My sources are records of criminal proceedings of the Peinliches Verhöramt which was the Christian-governmental authority for both prosecution and sentencing in minor cases in Frankfurt. My research project is based on 354 cases of criminal proceedings that involve Jews as delinquents, accused, victims, witnesses, relatives and investigators.By analyzing court records concerning Jews, I’d like to understand the significance of the category Jewish for the dispensation of penal justice. This implies the Christian perspective as well as the Jewish perspective. With regard to the perspective of the Christian authorities and the perspective of non-Jewish actors, this means to analyze Jewishness as a legal ‘label’ vs. social-cultural category. With regard to the perspective of Jewish actors, I consider Jewishness as basic condition and social-cultural form of existence for their treatment and agency in court.

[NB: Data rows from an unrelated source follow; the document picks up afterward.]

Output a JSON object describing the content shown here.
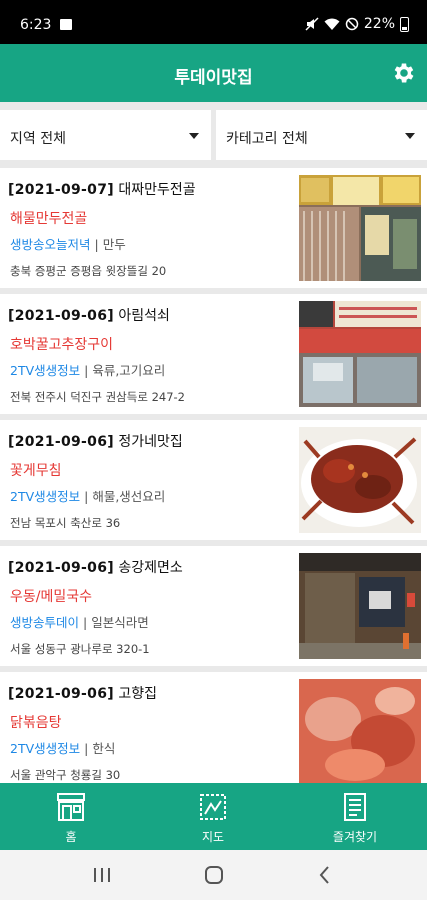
{
  "status_bar": {
    "time": "6:23",
    "battery": "22%"
  },
  "app_bar": {
    "title": "투데이맛집"
  },
  "filters": {
    "region": "지역 전체",
    "category": "카테고리 전체"
  },
  "restaurants": [
    {
      "date": "[2021-09-07]",
      "name": "대짜만두전골",
      "menu": "해물만두전골",
      "program": "생방송오늘저녁",
      "category": "만두",
      "address": "충북 증평군 증평읍 윗장뜰길 20"
    },
    {
      "date": "[2021-09-06]",
      "name": "아림석쇠",
      "menu": "호박꿀고추장구이",
      "program": "2TV생생정보",
      "category": "육류,고기요리",
      "address": "전북 전주시 덕진구 권삼득로 247-2"
    },
    {
      "date": "[2021-09-06]",
      "name": "정가네맛집",
      "menu": "꽃게무침",
      "program": "2TV생생정보",
      "category": "해물,생선요리",
      "address": "전남 목포시 축산로 36"
    },
    {
      "date": "[2021-09-06]",
      "name": "송강제면소",
      "menu": "우동/메밀국수",
      "program": "생방송투데이",
      "category": "일본식라면",
      "address": "서울 성동구 광나루로 320-1"
    },
    {
      "date": "[2021-09-06]",
      "name": "고향집",
      "menu": "닭볶음탕",
      "program": "2TV생생정보",
      "category": "한식",
      "address": "서울 관악구 청룡길 30"
    }
  ],
  "bottom_nav": {
    "home": "홈",
    "map": "지도",
    "favorites": "즐겨찾기"
  },
  "colors": {
    "primary": "#17a584",
    "menu_red": "#e53935",
    "program_blue": "#1e88e5"
  }
}
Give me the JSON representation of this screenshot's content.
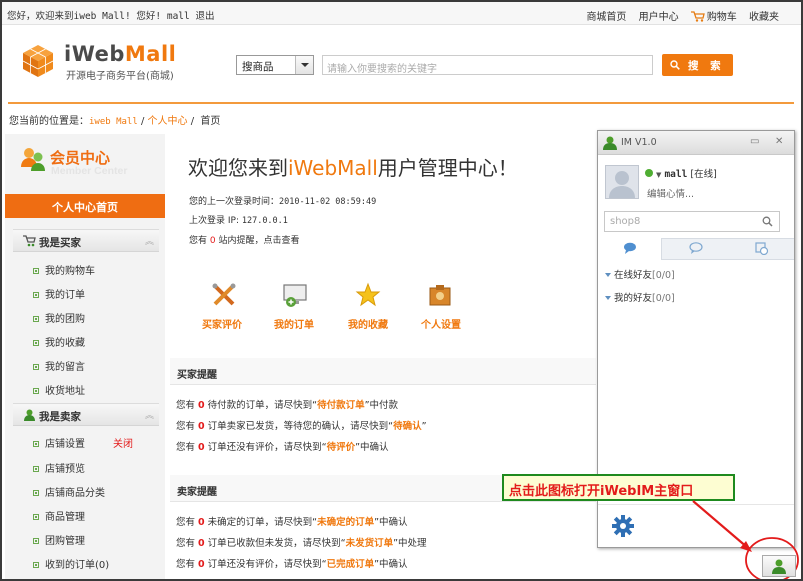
{
  "topbar": {
    "greeting": "您好，欢迎来到iweb Mall!  您好! mall 退出",
    "links": [
      "商城首页",
      "用户中心",
      "购物车",
      "收藏夹"
    ]
  },
  "logo": {
    "title_a": "iWeb",
    "title_b": "Mall",
    "subtitle": "开源电子商务平台(商城)"
  },
  "search": {
    "category": "搜商品",
    "placeholder": "请输入你要搜索的关键字",
    "button": "搜 索"
  },
  "breadcrumb": {
    "prefix": "您当前的位置是：",
    "site": "iweb Mall",
    "sep": " / ",
    "center": "个人中心",
    "sep2": " /  ",
    "current": "首页"
  },
  "sidebar": {
    "title": "会员中心",
    "title_en": "Member Center",
    "home": "个人中心首页",
    "buyer_title": "我是买家",
    "buyer_items": [
      "我的购物车",
      "我的订单",
      "我的团购",
      "我的收藏",
      "我的留言",
      "收货地址"
    ],
    "seller_title": "我是卖家",
    "seller_items": [
      "店铺设置",
      "店铺预览",
      "店铺商品分类",
      "商品管理",
      "团购管理",
      "收到的订单(0)"
    ],
    "seller_closed": "关闭"
  },
  "main": {
    "welcome_a": "欢迎您来到",
    "welcome_b": "iWebMall",
    "welcome_c": "用户管理中心！",
    "last_login_label": "您的上一次登录时间：",
    "last_login": "2010-11-02 08:59:49",
    "last_ip_label": "上次登录 IP: ",
    "last_ip": "127.0.0.1",
    "notice_a": "您有 ",
    "notice_num": "0",
    "notice_b": " 站内提醒，点击查看",
    "quick": [
      "买家评价",
      "我的订单",
      "我的收藏",
      "个人设置"
    ],
    "buyer_panel": "买家提醒",
    "buyer_rows": [
      {
        "a": "您有",
        "n": "0",
        "b": "待付款的订单，请尽快到“",
        "q": "待付款订单",
        "c": "”中付款"
      },
      {
        "a": "您有",
        "n": "0",
        "b": "订单卖家已发货，等待您的确认，请尽快到“",
        "q": "待确认",
        "c": "”"
      },
      {
        "a": "您有",
        "n": "0",
        "b": "订单还没有评价，请尽快到“",
        "q": "待评价",
        "c": "”中确认"
      }
    ],
    "seller_panel": "卖家提醒",
    "seller_rows": [
      {
        "a": "您有",
        "n": "0",
        "b": "未确定的订单，请尽快到“",
        "q": "未确定的订单",
        "c": "”中确认"
      },
      {
        "a": "您有",
        "n": "0",
        "b": "订单已收款但未发货，请尽快到“",
        "q": "未发货订单",
        "c": "”中处理"
      },
      {
        "a": "您有",
        "n": "0",
        "b": "订单还没有评价，请尽快到“",
        "q": "已完成订单",
        "c": "”中确认"
      }
    ]
  },
  "im": {
    "title": "IM V1.0",
    "user": "mall",
    "status": "[在线]",
    "signature": "编辑心情...",
    "search_placeholder": "shop8",
    "groups": [
      {
        "name": "在线好友",
        "count": "[0/0]"
      },
      {
        "name": "我的好友",
        "count": "[0/0]"
      }
    ]
  },
  "callout": "点击此图标打开iWebIM主窗口",
  "colors": {
    "accent": "#f0790f",
    "red": "#e31b1b",
    "green": "#1e8a1e"
  }
}
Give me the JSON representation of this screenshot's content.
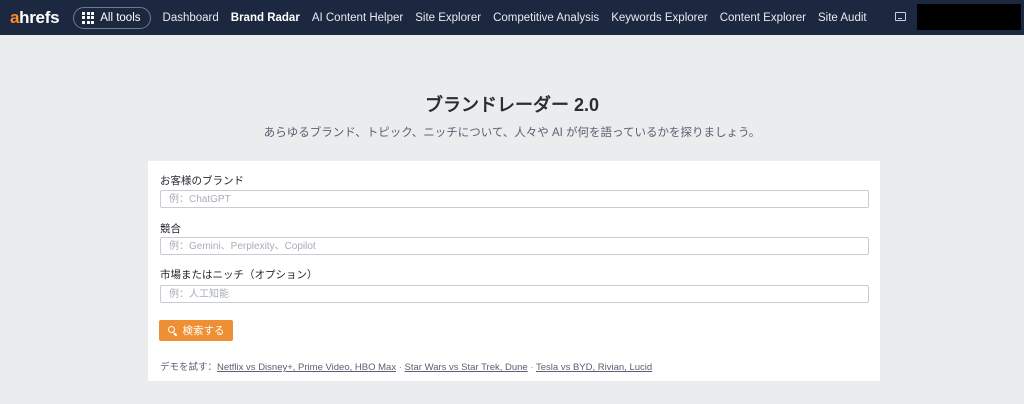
{
  "nav": {
    "logo_accent": "a",
    "logo_rest": "hrefs",
    "all_tools": "All tools",
    "links": [
      {
        "label": "Dashboard",
        "active": false
      },
      {
        "label": "Brand Radar",
        "active": true
      },
      {
        "label": "AI Content Helper",
        "active": false
      },
      {
        "label": "Site Explorer",
        "active": false
      },
      {
        "label": "Competitive Analysis",
        "active": false
      },
      {
        "label": "Keywords Explorer",
        "active": false
      },
      {
        "label": "Content Explorer",
        "active": false
      },
      {
        "label": "Site Audit",
        "active": false
      }
    ],
    "icons": [
      "grid-icon",
      "monitor-icon"
    ]
  },
  "header": {
    "title": "ブランドレーダー 2.0",
    "subtitle": "あらゆるブランド、トピック、ニッチについて、人々や AI が何を語っているかを探りましょう。"
  },
  "form": {
    "brand": {
      "label": "お客様のブランド",
      "placeholder": "例：ChatGPT",
      "value": ""
    },
    "competitors": {
      "label": "競合",
      "placeholder": "例：Gemini、Perplexity、Copilot",
      "value": ""
    },
    "market": {
      "label": "市場またはニッチ（オプション）",
      "placeholder": "例：人工知能",
      "value": ""
    },
    "search_button": "検索する"
  },
  "demo": {
    "prefix": "デモを試す：",
    "separator": " · ",
    "links": [
      "Netflix vs Disney+, Prime Video, HBO Max",
      "Star Wars vs Star Trek, Dune",
      "Tesla vs BYD, Rivian, Lucid"
    ]
  },
  "colors": {
    "nav_bg": "#1c2840",
    "page_bg": "#ebecee",
    "accent": "#ef8f33",
    "logo_accent": "#ff8a1e"
  }
}
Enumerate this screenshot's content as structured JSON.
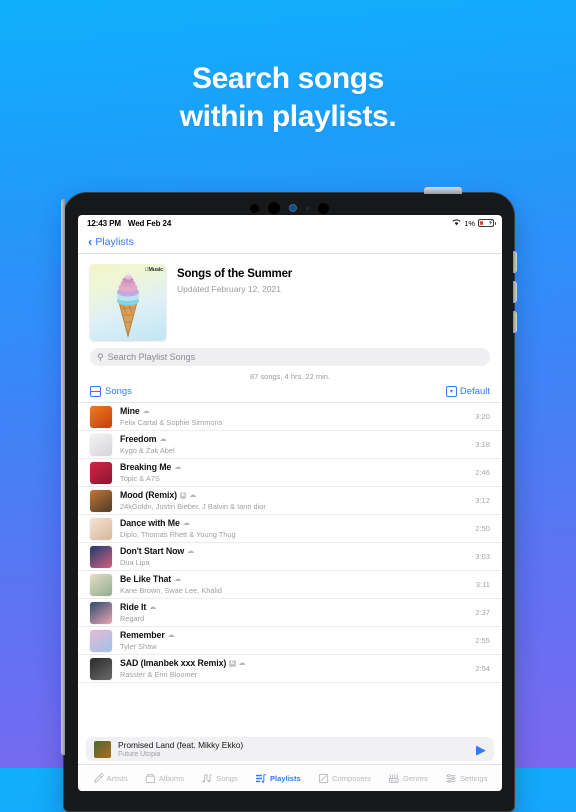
{
  "headline": {
    "line1": "Search songs",
    "line2": "within playlists."
  },
  "colors": {
    "accent": "#2f7cf6",
    "bg_top": "#0fb0fb",
    "bg_bottom": "#7c68f0",
    "muted": "#a0a0a5"
  },
  "status_bar": {
    "time": "12:43 PM",
    "date": "Wed Feb 24",
    "wifi_icon": "wifi-icon",
    "battery_percent": "1%",
    "charging_icon": "bolt-icon"
  },
  "nav": {
    "back_label": "Playlists",
    "back_icon": "chevron-left-icon"
  },
  "playlist": {
    "title": "Songs of the Summer",
    "updated": "Updated February 12, 2021",
    "apple_music_badge": "Music",
    "artwork_icon": "ice-cream-cone-artwork"
  },
  "search": {
    "placeholder": "Search Playlist Songs",
    "icon": "search-icon"
  },
  "summary": "87 songs, 4 hrs. 22 min.",
  "section": {
    "label": "Songs",
    "label_icon": "list-view-icon",
    "sort_label": "Default",
    "sort_icon": "sort-down-icon"
  },
  "songs": [
    {
      "title": "Mine",
      "artist": "Felix Cartal & Sophie Simmons",
      "duration": "3:20",
      "explicit": false,
      "cloud": true,
      "art_from": "#f07a1e",
      "art_to": "#c4400f"
    },
    {
      "title": "Freedom",
      "artist": "Kygo & Zak Abel",
      "duration": "3:18",
      "explicit": false,
      "cloud": true,
      "art_from": "#f2f2f4",
      "art_to": "#d6d6da"
    },
    {
      "title": "Breaking Me",
      "artist": "Topic & A7S",
      "duration": "2:46",
      "explicit": false,
      "cloud": true,
      "art_from": "#cf2744",
      "art_to": "#8e1430"
    },
    {
      "title": "Mood (Remix)",
      "artist": "24kGoldn, Justin Bieber, J Balvin & Iann dior",
      "duration": "3:12",
      "explicit": true,
      "cloud": true,
      "art_from": "#c2763b",
      "art_to": "#4e3b22"
    },
    {
      "title": "Dance with Me",
      "artist": "Diplo, Thomas Rhett & Young Thug",
      "duration": "2:50",
      "explicit": false,
      "cloud": true,
      "art_from": "#f5e4d4",
      "art_to": "#d8b79a"
    },
    {
      "title": "Don't Start Now",
      "artist": "Dua Lipa",
      "duration": "3:03",
      "explicit": false,
      "cloud": true,
      "art_from": "#1f3a6e",
      "art_to": "#d4607f"
    },
    {
      "title": "Be Like That",
      "artist": "Kane Brown, Swae Lee, Khalid",
      "duration": "3:11",
      "explicit": false,
      "cloud": true,
      "art_from": "#e8dcc8",
      "art_to": "#8fae8c"
    },
    {
      "title": "Ride It",
      "artist": "Regard",
      "duration": "2:37",
      "explicit": false,
      "cloud": true,
      "art_from": "#2e4a6b",
      "art_to": "#e9a6b6"
    },
    {
      "title": "Remember",
      "artist": "Tyler Shaw",
      "duration": "2:55",
      "explicit": false,
      "cloud": true,
      "art_from": "#e7b9d6",
      "art_to": "#9fc3e8"
    },
    {
      "title": "SAD (Imanbek xxx Remix)",
      "artist": "Rasster & Erin Bloomer",
      "duration": "2:54",
      "explicit": true,
      "cloud": true,
      "art_from": "#2a2a2a",
      "art_to": "#6b6b6b"
    }
  ],
  "now_playing": {
    "title": "Promised Land (feat. Mikky Ekko)",
    "artist": "Future Utopia",
    "play_icon": "play-icon",
    "art_from": "#4a6a2a",
    "art_to": "#b06a22"
  },
  "tabs": [
    {
      "label": "Artists",
      "icon": "microphone-icon",
      "active": false
    },
    {
      "label": "Albums",
      "icon": "album-icon",
      "active": false
    },
    {
      "label": "Songs",
      "icon": "music-note-icon",
      "active": false
    },
    {
      "label": "Playlists",
      "icon": "playlist-icon",
      "active": true
    },
    {
      "label": "Composers",
      "icon": "pencil-square-icon",
      "active": false
    },
    {
      "label": "Genres",
      "icon": "genres-icon",
      "active": false
    },
    {
      "label": "Settings",
      "icon": "sliders-icon",
      "active": false
    }
  ]
}
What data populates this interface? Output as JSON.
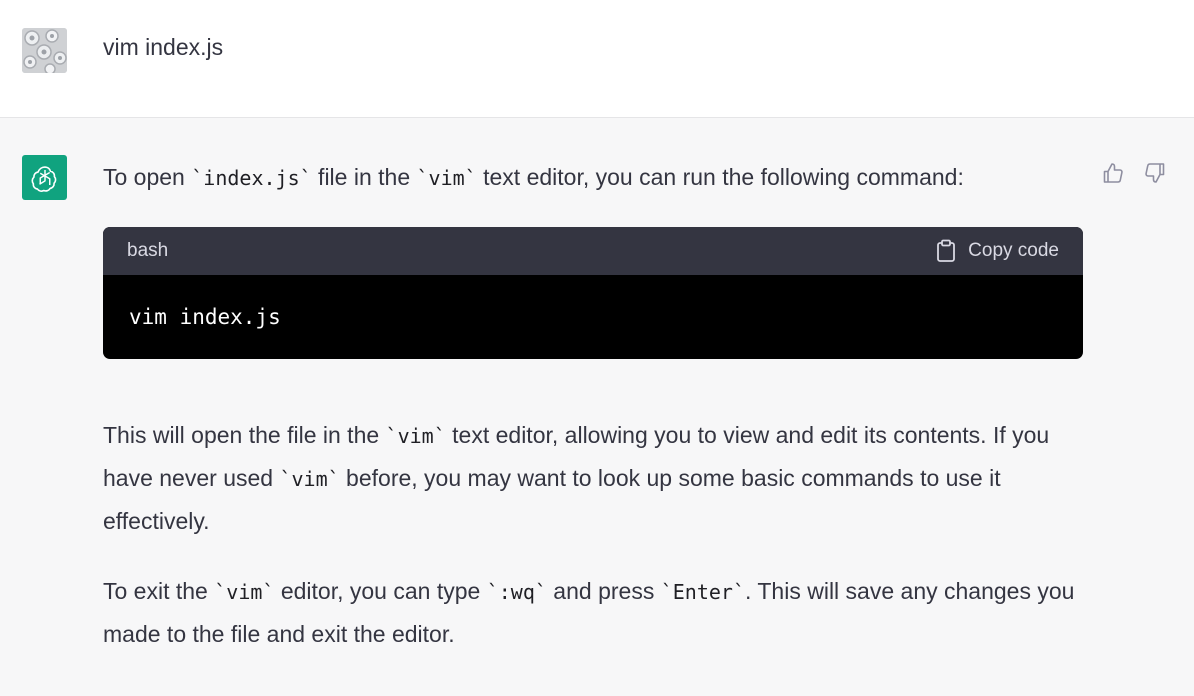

With this study I pursue a double objective. The first is reconstructing Jewish everyday life and life conditions around 1800. From a conceptual point of view, I am interested, secondly, in (Re-) writing German-Jewish history as both a history of entanglements (in terms of Christian-Jewish relations and inner-Jewish relations) and a decentered history that is narrated from divers perspectives and implies a greater focus on the world of ordinary people. Therefore, I focus on interactions and exchange processes on both the level of actors and institutions and the level of law. My project is located at the intersection of Cultural history, Everyday history and Gender history as well as Social history, historical crime research and Criminal law history. This combination of different research perspectives and questions requires different levels of analysis. I therefore combine qualitative analysis, quantitative analysis and detailed micro-level analysis (that means case studies).

 

Vera Kallenberg is currently the Kurt David Brühl Visiting Professor for Jewish Studies at the Center for Jewish Studies, University of Graz, Austria, and is pursuing habilitation in contemporary history at Bielefeld University, Germany. While she previously taught at Bielefeld University and the University of Erfurt, she has also held visiting positions at Dartmouth College, Duke University, Harvard University, the University of California, Santa Cruz, and Vanderbilt University. Her research lies at the intersection of Jewish studies and gender studies, focusing on modern and contemporary European Jewish history, gender history, intellectual history, and the aftermath of the Holocaust, with particular emphasis on intersectional and transnational perspectives. Her monograph on the treatment and agency of Jews before the Frankfurt Penal Court, 1780 –1814 (Wallstein, 2018) was awarded the Arno Lustiger Prize. She has published articles in journals such as Jewish Social Studies, Aschkenas, and the Dubnow Institute Yearbook, alongside co-editing volumes on gender and intersectionality. Her current book project, Gerda Lerner and the Making of Dominance: A Trans-national Jewish Intellectual History, recently received the Edith Saurer Prize. It investigates the interconnection of Jewish experience and feminist thought in transatlantic historiography from the mid-twentieth century onward.